As President Obama and his Democrats near completion of a health care bill that grabs over13% of the U.S. economy, it’s good to look back through the annals of big government power grabs and consider the saga of Joseph, Martin, Alex, and Aaron Schechter. The brothers may not be remembered or honored, but they should. They, as well as their sick chicken, freed the United States from the iron grip of FDR’s Mussolini-like control of the U.S. economy.

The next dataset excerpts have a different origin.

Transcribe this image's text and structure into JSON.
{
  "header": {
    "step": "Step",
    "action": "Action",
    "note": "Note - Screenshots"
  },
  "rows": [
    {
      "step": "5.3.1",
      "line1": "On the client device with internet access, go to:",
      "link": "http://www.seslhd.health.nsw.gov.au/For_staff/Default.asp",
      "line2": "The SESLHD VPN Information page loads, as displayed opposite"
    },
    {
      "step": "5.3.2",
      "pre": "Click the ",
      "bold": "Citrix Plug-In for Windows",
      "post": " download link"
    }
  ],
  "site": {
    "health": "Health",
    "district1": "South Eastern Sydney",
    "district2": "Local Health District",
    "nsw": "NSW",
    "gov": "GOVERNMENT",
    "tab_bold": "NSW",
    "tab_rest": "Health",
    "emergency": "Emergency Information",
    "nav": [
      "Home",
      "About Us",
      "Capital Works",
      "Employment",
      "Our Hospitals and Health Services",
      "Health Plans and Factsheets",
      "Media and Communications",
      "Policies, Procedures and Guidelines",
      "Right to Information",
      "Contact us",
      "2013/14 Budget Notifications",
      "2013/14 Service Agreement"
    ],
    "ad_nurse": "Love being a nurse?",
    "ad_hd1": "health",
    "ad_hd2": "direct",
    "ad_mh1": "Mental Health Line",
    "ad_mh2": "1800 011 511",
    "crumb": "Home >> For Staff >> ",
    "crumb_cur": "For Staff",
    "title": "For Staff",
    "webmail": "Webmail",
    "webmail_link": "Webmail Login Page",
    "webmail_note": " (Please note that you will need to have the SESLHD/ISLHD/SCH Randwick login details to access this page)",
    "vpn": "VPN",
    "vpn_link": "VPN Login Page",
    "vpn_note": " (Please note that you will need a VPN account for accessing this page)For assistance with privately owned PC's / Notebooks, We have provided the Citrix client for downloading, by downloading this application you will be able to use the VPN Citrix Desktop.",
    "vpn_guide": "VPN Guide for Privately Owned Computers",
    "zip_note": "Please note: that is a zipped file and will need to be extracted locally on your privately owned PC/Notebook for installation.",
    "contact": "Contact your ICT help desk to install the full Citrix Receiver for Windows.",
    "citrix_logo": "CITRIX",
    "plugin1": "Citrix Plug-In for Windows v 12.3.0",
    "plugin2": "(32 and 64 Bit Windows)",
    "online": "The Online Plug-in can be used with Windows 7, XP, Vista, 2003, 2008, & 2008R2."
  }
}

The Schechters ran afoul of FDR’s 1933 National Industrial Recovery Act (NIRA). Under the U.S. Constitution’s Commerce Clause, which grants congress power “to regulate commerce … among the several states,” Roosevelt sought to control prices, wages, and hours worked as well as mandate the right of workers to organize unions. A little New York City wholesale poultry business run by the Schechters undercut federal price controls and, according to the government’s 60-count indictment, sold unhealthy chickens in violation of the Live Poultry Code. There was a slight problem with the government’s case. The Schechter brothers bought and sold their chickens within the confines of the Empire State. Their clever lawyers argued, therefore, that neither FDR nor his rubberstamp congress had authority to regulate trade that did not cross state lines. The U.S. Supreme Court agreed.
In his 1935 majority opinion, Chief Justice Charles Evans Hughes intoned through his thick white mustache:
“We are of the opinion that the attempt through the provisions of the Code to fix the hours and wages of employees of defendants in their intrastate business was not a valid exercise of federal power.”
Justice Hughes reserved a few choice words in defense of the sick chicken in question:
“The same may be said of violations of the Code by intrastate transactions consisting of the sale ‘of an unfit chicken’ and of sales which were not in accord with the ordinances of the City of New York.”
With the bang of a gavel, the most draconian aspects of FDR’s New Deal were relegated to the ash heap of history in what became known as the “Sick Chicken Case.” Americans, the high court ruled, were not to be penned-in like, well, chickens.
Associate Supreme Court Justice Louis Brandeis is said to have remarked to Roosevelt’s aids, “This is the end of this business of centralization, and I want you to go back and tell the president that we’re not going to let this government centralize everything.”
Recently, when a reporter asked Democratic House Speaker Nancy Pelosi if the Constitution granted congress authority to nationalize health care, it caught her off guard, “Are you serious? Are you serious?”
Republican House Minority Leader John Boehner was equally befuddled, “I’m not a lawyer, and I’m certainly not a constitutional lawyer, but I think it’s wrong to mandate that the American people have to do anything,” We can only hope Boehner dedicates a little more grey matter to the weighty Constitutional question.
According to the Washington Times, when then First Lady Hillary Clinton tried to snare the nation’s health care system in 1994, the Congressional Budget Office (CBO) reported:
“The government has never required people to buy any good or service as a condition of lawful residence in the United States.”
Georgetown University law professor Randy Barnett told the Times:
“Where in the [Constitution] is the power to mandate that individuals buy health insurance?”
“The business of providing health insurance is now an entirely intrastate activity beyond the regulatory sway of the federal government.”
If congress passes ObamaCare, it may fall to the high court’s 5-4 conservative majority to rein in the Democrat’s unprecedented power grab. We can only hope that our nation’s majestic and emblematic Eagle is saved once again by a sick chicken.